Did he keep his word?

“The next day, I saw Jerry talking to a journalist who worked for the rival newspaper. I went up to Jerry and asked him about every topic I thought Jerry could share with a writer that would hurt me. Jerry assured me that none of those things was on the table. One of them was putting Tom Landry in the Ring of Honor. He denied it. The next day, in the rival newspaper, the headline on 1A was that Jerry Jones is inducting Tom Landry into the Cowboys Ring of Honor.

“Jerry can say he doesn’t mind criticism. People have this perception that he enjoys it. I can tell you he does not always enjoy being criticized.”

What’s an example of Jones being kind?

“Our daughter had germinoma, a brain tumor. She had to have radiation treatments for it. Jerry sent her a huge bouquet of stargazers. He informed the nurses that whatever she wanted, she was to get.
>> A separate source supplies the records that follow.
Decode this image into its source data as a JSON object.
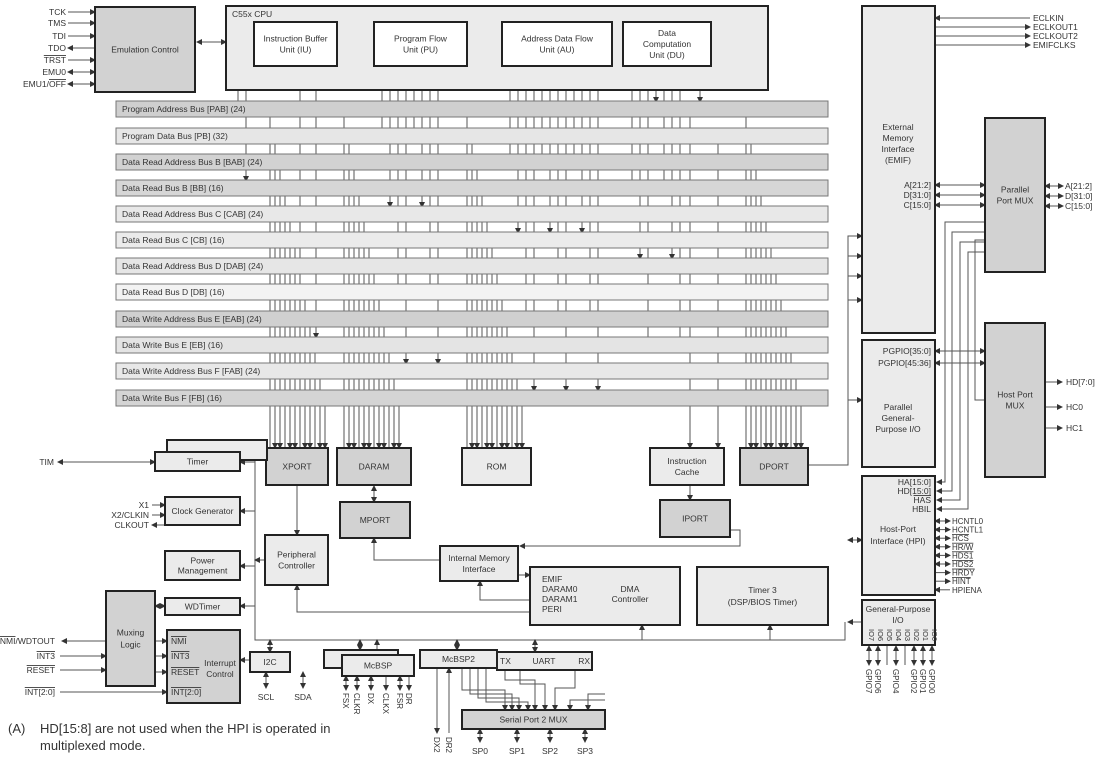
{
  "emulation": {
    "label": "Emulation Control",
    "pins": [
      {
        "t": "TCK",
        "dir": "in"
      },
      {
        "t": "TMS",
        "dir": "in"
      },
      {
        "t": "TDI",
        "dir": "in"
      },
      {
        "t": "TDO",
        "dir": "out"
      },
      {
        "t": "TRST",
        "ol": true,
        "dir": "in"
      },
      {
        "t": "EMU0",
        "dir": "bi"
      },
      {
        "parts": [
          {
            "t": "EMU1/"
          },
          {
            "t": "OFF",
            "ol": true
          }
        ],
        "dir": "bi"
      }
    ]
  },
  "cpu": {
    "title": "C55x CPU",
    "units": [
      [
        "Instruction Buffer",
        "Unit (IU)"
      ],
      [
        "Program Flow",
        "Unit (PU)"
      ],
      [
        "Address Data Flow",
        "Unit (AU)"
      ],
      [
        "Data",
        "Computation",
        "Unit (DU)"
      ]
    ]
  },
  "buses": [
    "Program Address Bus   [PAB]   (24)",
    "Program Data Bus [PB] (32)",
    "Data Read Address Bus B [BAB] (24)",
    "Data Read Bus B [BB] (16)",
    "Data Read Address Bus C [CAB] (24)",
    "Data Read Bus C [CB] (16)",
    "Data Read Address Bus D [DAB] (24)",
    "Data Read Bus D [DB] (16)",
    "Data Write Address Bus E [EAB] (24)",
    "Data Write Bus E [EB] (16)",
    "Data Write Address Bus F [FAB] (24)",
    "Data Write Bus F [FB] (16)"
  ],
  "emif": {
    "label": [
      "External",
      "Memory",
      "Interface",
      "(EMIF)"
    ],
    "ports": [
      "A[21:2]",
      "D[31:0]",
      "C[15:0]"
    ],
    "clock_pins": [
      "ECLKIN",
      "ECLKOUT1",
      "ECLKOUT2",
      "EMIFCLKS"
    ]
  },
  "parallel_port_mux": {
    "label": [
      "Parallel",
      "Port MUX"
    ],
    "outputs": [
      "A[21:2]",
      "D[31:0]",
      "C[15:0]"
    ]
  },
  "pgpio": {
    "ports": [
      "PGPIO[35:0]",
      "PGPIO[45:36]"
    ],
    "label": [
      "Parallel",
      "General-",
      "Purpose I/O"
    ]
  },
  "host_port_mux": {
    "label": [
      "Host Port",
      "MUX"
    ],
    "outputs": [
      "HD[7:0]",
      "HC0",
      "HC1"
    ]
  },
  "hpi": {
    "ports": [
      {
        "t": "HA[15:0]"
      },
      {
        "t": "HD[15:0]"
      },
      {
        "t": "HAS",
        "ol": true
      },
      {
        "t": "HBIL"
      }
    ],
    "label": [
      "Host-Port",
      "Interface  (HPI)"
    ],
    "pins": [
      {
        "t": "HCNTL0",
        "dir": "bi"
      },
      {
        "t": "HCNTL1",
        "dir": "bi"
      },
      {
        "t": "HCS",
        "ol": true,
        "dir": "bi"
      },
      {
        "t": "HR/W",
        "ol": true,
        "dir": "bi"
      },
      {
        "t": "HDS1",
        "ol": true,
        "dir": "bi"
      },
      {
        "t": "HDS2",
        "ol": true,
        "dir": "bi"
      },
      {
        "t": "HRDY",
        "ol": true,
        "dir": "out"
      },
      {
        "t": "HINT",
        "ol": true,
        "dir": "out"
      },
      {
        "t": "HPIENA",
        "dir": "in"
      }
    ]
  },
  "gpio": {
    "label": [
      "General-Purpose",
      "I/O"
    ],
    "io": [
      "IO7",
      "IO6",
      "IO5",
      "IO4",
      "IO3",
      "IO2",
      "IO1",
      "IO0"
    ],
    "pins": [
      "GPIO7",
      "GPIO6",
      "",
      "GPIO4",
      "",
      "GPIO2",
      "GPIO1",
      "GPIO0"
    ]
  },
  "memory": {
    "xport": "XPORT",
    "daram": "DARAM",
    "rom": "ROM",
    "icache": [
      "Instruction",
      "Cache"
    ],
    "dport": "DPORT",
    "mport": "MPORT",
    "iport": "IPORT"
  },
  "timer": {
    "label": "Timer",
    "pin": "TIM"
  },
  "clock": {
    "label": "Clock Generator",
    "pins": [
      "X1",
      "X2/CLKIN",
      "CLKOUT"
    ]
  },
  "power": [
    "Power",
    "Management"
  ],
  "peripheral_controller": [
    "Peripheral",
    "Controller"
  ],
  "internal_memory_interface": [
    "Internal Memory",
    "Interface"
  ],
  "dma": {
    "label": [
      "DMA",
      "Controller"
    ],
    "ports": [
      "EMIF",
      "DARAM0",
      "DARAM1",
      "PERI"
    ]
  },
  "timer3": [
    "Timer 3",
    "(DSP/BIOS Timer)"
  ],
  "wdtimer": "WDTimer",
  "muxing": [
    "Muxing",
    "Logic"
  ],
  "interrupt": {
    "label": [
      "Interrupt",
      "Control"
    ],
    "ports": [
      {
        "t": "NMI",
        "ol": true
      },
      {
        "t": "INT3",
        "ol": true
      },
      {
        "t": "RESET",
        "ol": true
      },
      {
        "t": "INT[2:0]",
        "ol": true
      }
    ]
  },
  "interrupt_pins": [
    {
      "parts": [
        {
          "t": "NMI",
          "ol": true
        },
        {
          "t": "/WDTOUT"
        }
      ]
    },
    {
      "t": "INT3",
      "ol": true
    },
    {
      "t": "RESET",
      "ol": true
    },
    {
      "t": "INT[2:0]",
      "ol": true
    }
  ],
  "i2c": {
    "label": "I2C",
    "pins": [
      "SCL",
      "SDA"
    ]
  },
  "mcbsp": {
    "label": "McBSP",
    "pins": [
      "FSX",
      "CLKR",
      "DX",
      "CLKX",
      "FSR",
      "DR"
    ]
  },
  "mcbsp2": {
    "label": "McBSP2",
    "pins": [
      "DX2",
      "DR2"
    ]
  },
  "uart": {
    "label": "UART",
    "tx": "TX",
    "rx": "RX"
  },
  "sp2mux": {
    "label": "Serial Port 2 MUX",
    "pins": [
      "SP0",
      "SP1",
      "SP2",
      "SP3"
    ]
  },
  "footnote": {
    "marker": "(A)",
    "lines": [
      "HD[15:8] are not used when the HPI is operated in",
      "multiplexed mode."
    ]
  },
  "colors": {
    "block_dark": "#d2d2d2",
    "block_light": "#ebebeb",
    "stroke": "#222222",
    "wire": "#555555"
  }
}
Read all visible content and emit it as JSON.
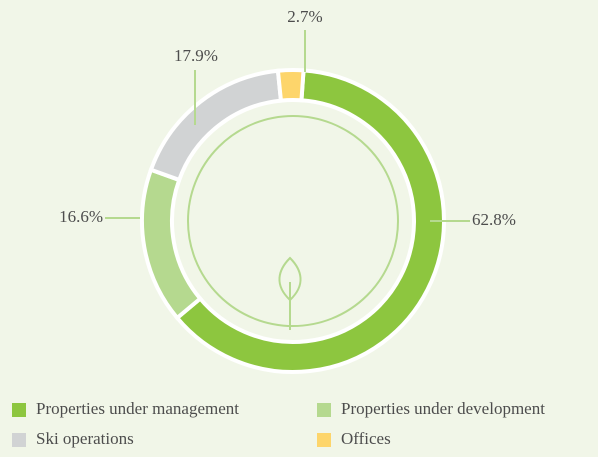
{
  "chart_data": {
    "type": "donut",
    "categories": [
      "Properties under management",
      "Properties under development",
      "Ski operations",
      "Offices"
    ],
    "values": [
      62.8,
      16.6,
      17.9,
      2.7
    ],
    "value_labels": [
      "62.8%",
      "16.6%",
      "17.9%",
      "2.7%"
    ],
    "colors": [
      "#8dc63f",
      "#b5d98f",
      "#d1d3d4",
      "#fdd56b"
    ],
    "legend": "bottom"
  }
}
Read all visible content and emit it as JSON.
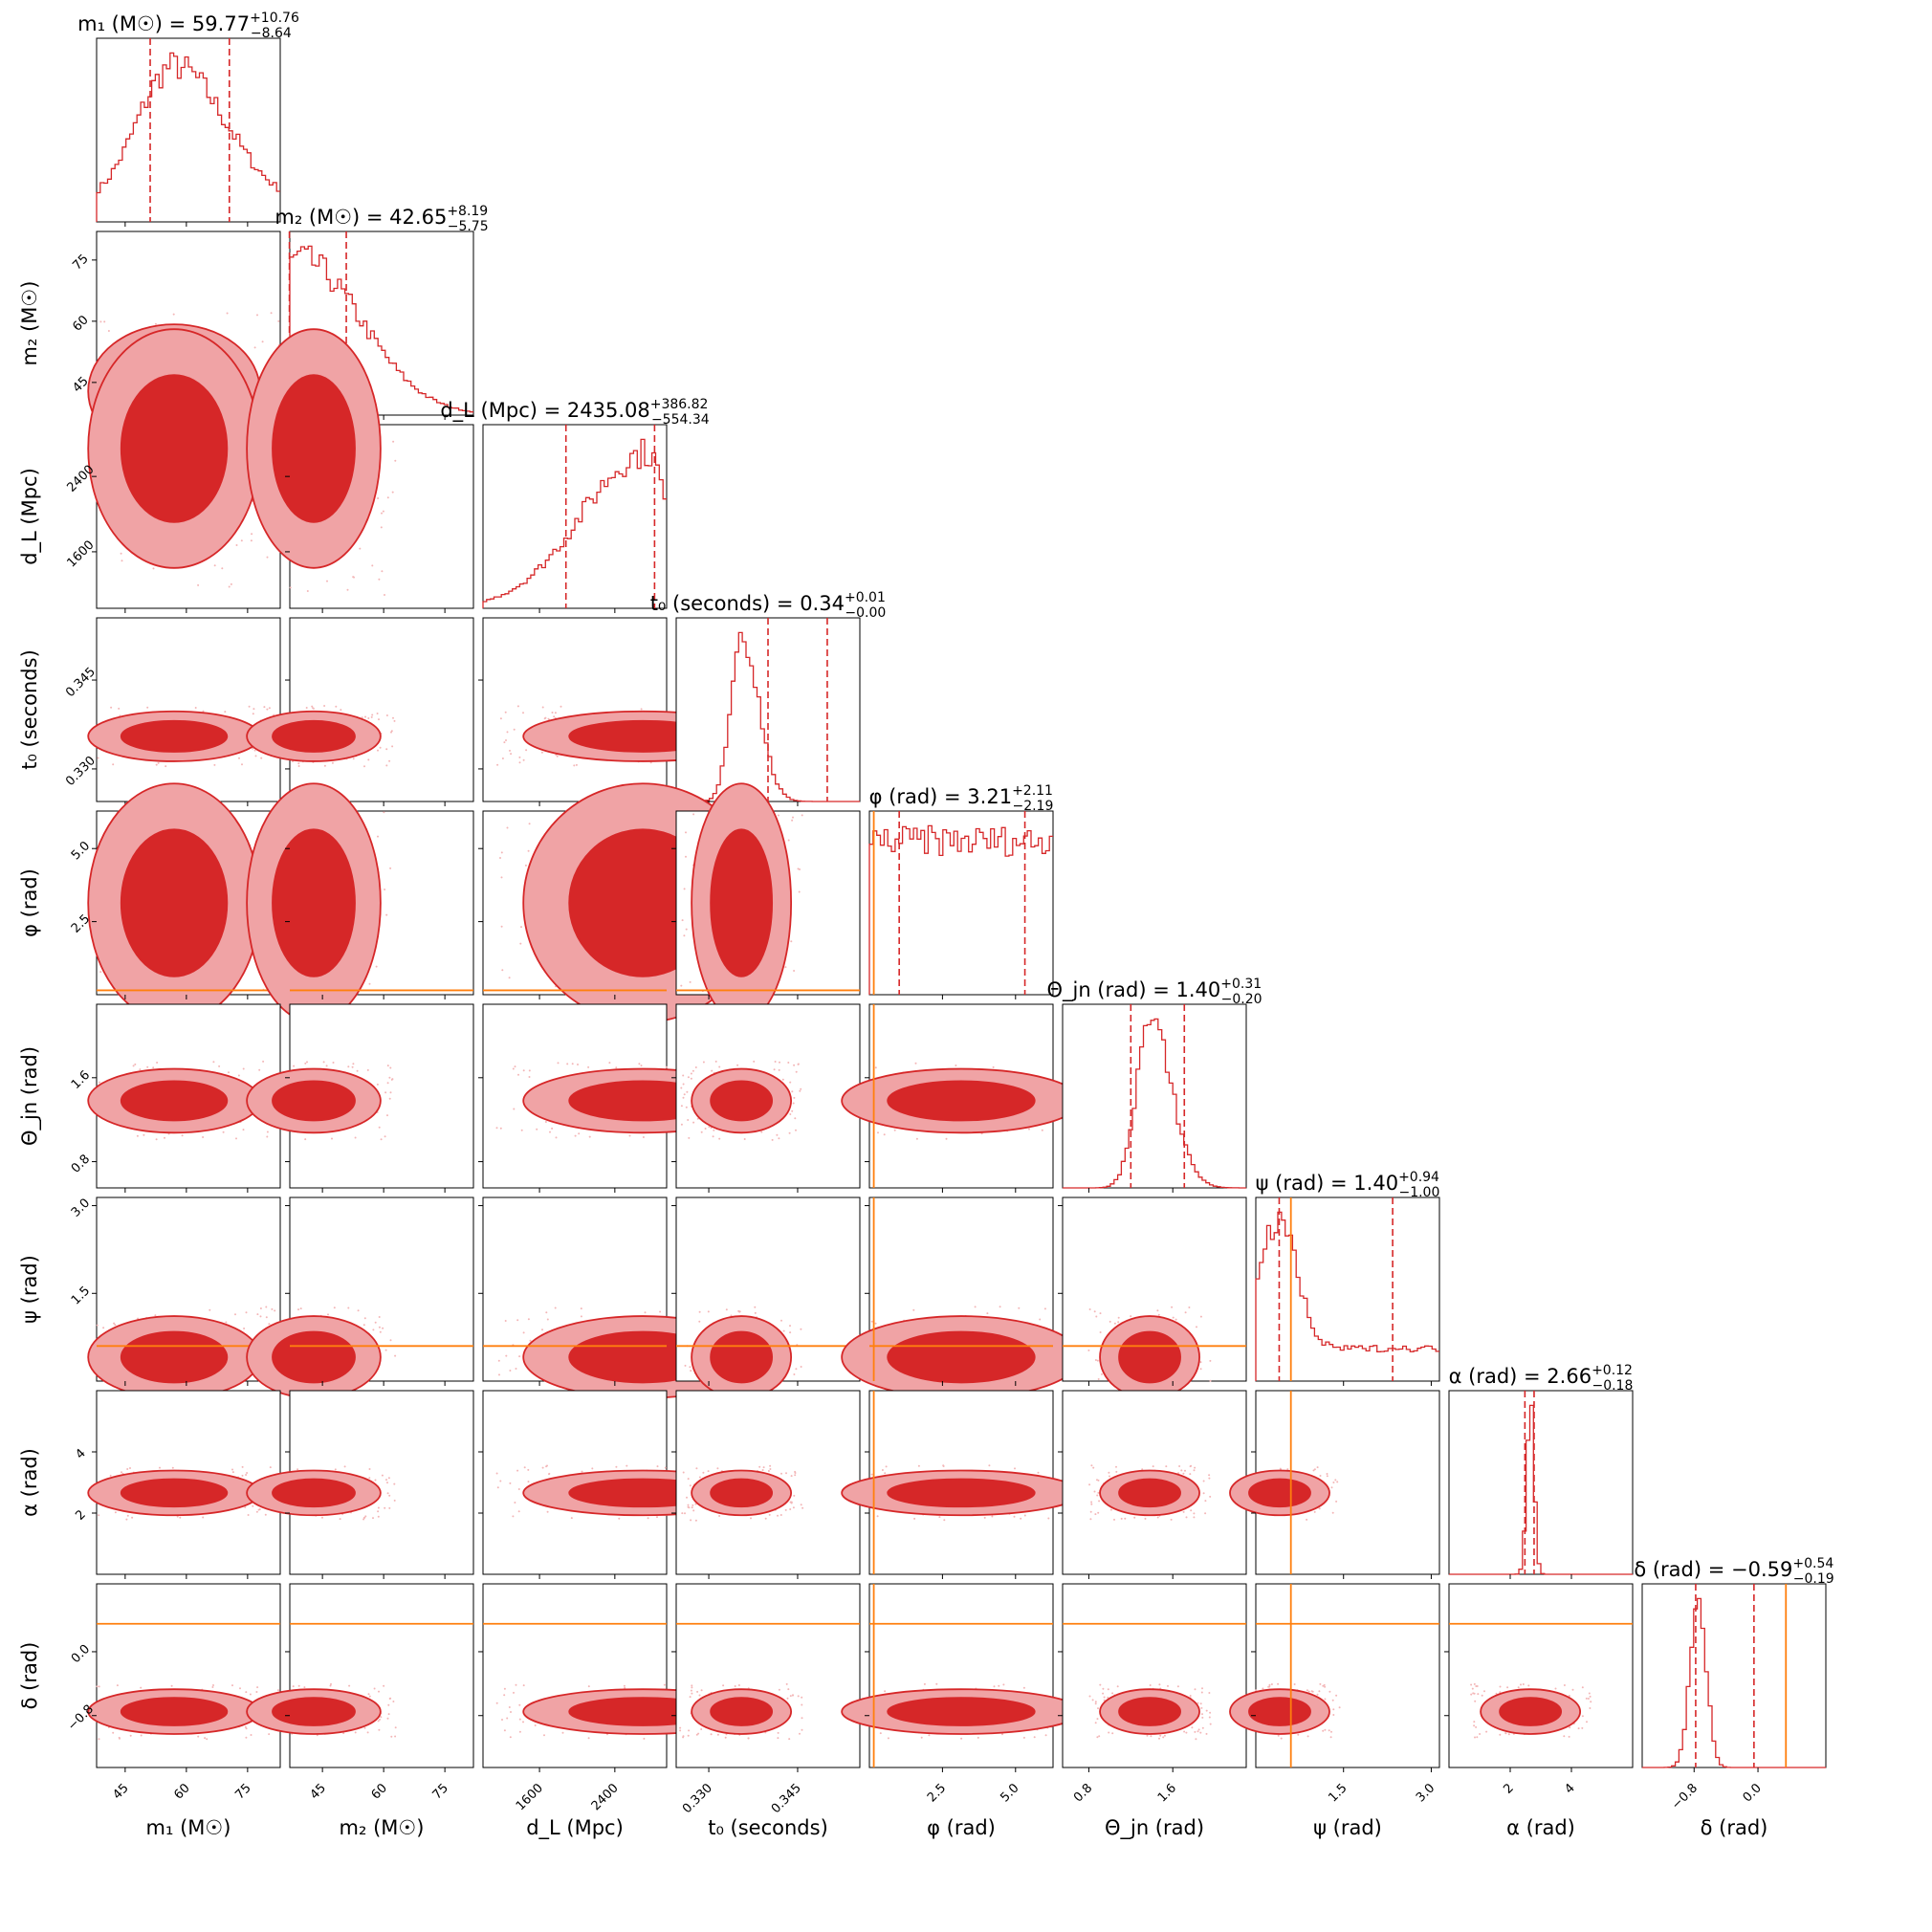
{
  "chart_data": {
    "type": "corner",
    "parameters": [
      {
        "key": "m1",
        "label": "m₁ (M☉)",
        "title": "m₁ (M☉) = 59.77",
        "median": 59.77,
        "plus": "+10.76",
        "minus": "−8.64",
        "range": [
          38,
          83
        ],
        "ticks": [
          45,
          60,
          75
        ],
        "tick_labels": [
          "45",
          "60",
          "75"
        ],
        "hist_mode": 57,
        "hist_width": 9,
        "hist_skew": 1.4,
        "hist_floor": 0.1
      },
      {
        "key": "m2",
        "label": "m₂ (M☉)",
        "title": "m₂ (M☉) = 42.65",
        "median": 42.65,
        "plus": "+8.19",
        "minus": "−5.75",
        "range": [
          37,
          82
        ],
        "ticks": [
          45,
          60,
          75
        ],
        "tick_labels": [
          "45",
          "60",
          "75"
        ],
        "hist_mode": 39,
        "hist_width": 7,
        "hist_skew": 2.2,
        "hist_floor": 0.0
      },
      {
        "key": "dL",
        "label": "d_L (Mpc)",
        "title": "d_L (Mpc) = 2435.08",
        "median": 2435.08,
        "plus": "+386.82",
        "minus": "−554.34",
        "range": [
          1000,
          2950
        ],
        "ticks": [
          1600,
          2400
        ],
        "tick_labels": [
          "1600",
          "2400"
        ],
        "hist_mode": 2750,
        "hist_width": 700,
        "hist_skew": 0.3,
        "hist_floor": 0.0
      },
      {
        "key": "t0",
        "label": "t₀ (seconds)",
        "title": "t₀ (seconds) = 0.34",
        "median": 0.34,
        "plus": "+0.01",
        "minus": "−0.00",
        "range": [
          0.3245,
          0.3555
        ],
        "ticks": [
          0.33,
          0.345
        ],
        "tick_labels": [
          "0.330",
          "0.345"
        ],
        "hist_mode": 0.3355,
        "hist_width": 0.0018,
        "hist_skew": 1.6,
        "hist_floor": 0.0
      },
      {
        "key": "phi",
        "label": "φ (rad)",
        "title": "φ (rad) = 3.21",
        "median": 3.21,
        "plus": "+2.11",
        "minus": "−2.19",
        "range": [
          0,
          6.283
        ],
        "ticks": [
          2.5,
          5.0
        ],
        "tick_labels": [
          "2.5",
          "5.0"
        ],
        "hist_mode": 3.14,
        "hist_width": 100,
        "hist_skew": 1,
        "hist_floor": 0.8
      },
      {
        "key": "theta",
        "label": "Θ_jn (rad)",
        "title": "Θ_jn (rad) = 1.40",
        "median": 1.4,
        "plus": "+0.31",
        "minus": "−0.20",
        "range": [
          0.55,
          2.3
        ],
        "ticks": [
          0.8,
          1.6
        ],
        "tick_labels": [
          "0.8",
          "1.6"
        ],
        "hist_mode": 1.38,
        "hist_width": 0.13,
        "hist_skew": 1.6,
        "hist_floor": 0.0
      },
      {
        "key": "psi",
        "label": "ψ (rad)",
        "title": "ψ (rad) = 1.40",
        "median": 1.4,
        "plus": "+0.94",
        "minus": "−1.00",
        "range": [
          0,
          3.14
        ],
        "ticks": [
          1.5,
          3.0
        ],
        "tick_labels": [
          "1.5",
          "3.0"
        ],
        "hist_mode": 0.4,
        "hist_width": 0.3,
        "hist_skew": 1,
        "hist_floor": 0.2
      },
      {
        "key": "alpha",
        "label": "α (rad)",
        "title": "α (rad) = 2.66",
        "median": 2.66,
        "plus": "+0.12",
        "minus": "−0.18",
        "range": [
          0,
          6.0
        ],
        "ticks": [
          2,
          4
        ],
        "tick_labels": [
          "2",
          "4"
        ],
        "hist_mode": 2.66,
        "hist_width": 0.12,
        "hist_skew": 1,
        "hist_floor": 0.0
      },
      {
        "key": "delta",
        "label": "δ (rad)",
        "title": "δ (rad) = −0.59",
        "median": -0.59,
        "plus": "+0.54",
        "minus": "−0.19",
        "range": [
          -1.45,
          0.85
        ],
        "ticks": [
          -0.8,
          0.0
        ],
        "tick_labels": [
          "−0.8",
          "0.0"
        ],
        "hist_mode": -0.75,
        "hist_width": 0.1,
        "hist_skew": 1,
        "hist_floor": 0.0
      }
    ],
    "truths": {
      "phi": 0.15,
      "psi": 0.6,
      "delta": 0.35
    },
    "colors": {
      "histogram": "#d62728",
      "contour_inner": "#d62728",
      "contour_outer": "#f0a3a5",
      "scatter": "#f3b6b7",
      "truth": "#ff7f0e"
    }
  }
}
“I was doing an interview with Jerry in his office when the Cowboys were two weeks from going to the Super Bowl in Arizona with Switzer as the coach. At the end of it, he asked how my daughter was. I told him she was ultimately going to be fine and live a long and normal life, which is what has happened. He said, ‘I don’t want to offend you as a journalist. I’m not trying to change our relationship. I certainly don’t want you to perceive this the wrong way, but how would your little girl like to go to the Super Bowl on my plane?’ I told Jerry I couldn’t accept that offer, kind as it was. The mistake I made was I told my daughter. She still thinks I owe her a trip to the Super Bowl.”

What is the biggest challenge with covering the Cowboys now?

“The expansion of competition for Cowboys information and breaking news. Everybody in the country wants to break news on the Cowboys. Everybody has an opinion on everything they do, especially everything Dak Prescott does. That’s the most difficult part. It’s navigating all that and having the players and the people you’re covering be able to separate your coverage from others and understand that the media is not just one big, bad thing where just the loud voices prevail. There are people who care about covering the team fairly and objectively.”

How is this Cowboys season going to end?

“It’s hard to say. I think we’re going to know a lot more after they play the Ravens on Sunday. I think they need to reestablish their identity as an invincible home team. They need to start well because of the circumstances they’re in. Dak Prescott and CeeDee Lamb got paid. Mike McCarthy and his coaching staff haven’t gotten paid. I don’t think they can afford to start poorly and have the players in the locker room begin to question who they’re accountable to. I think that would be a bad scenario for them.”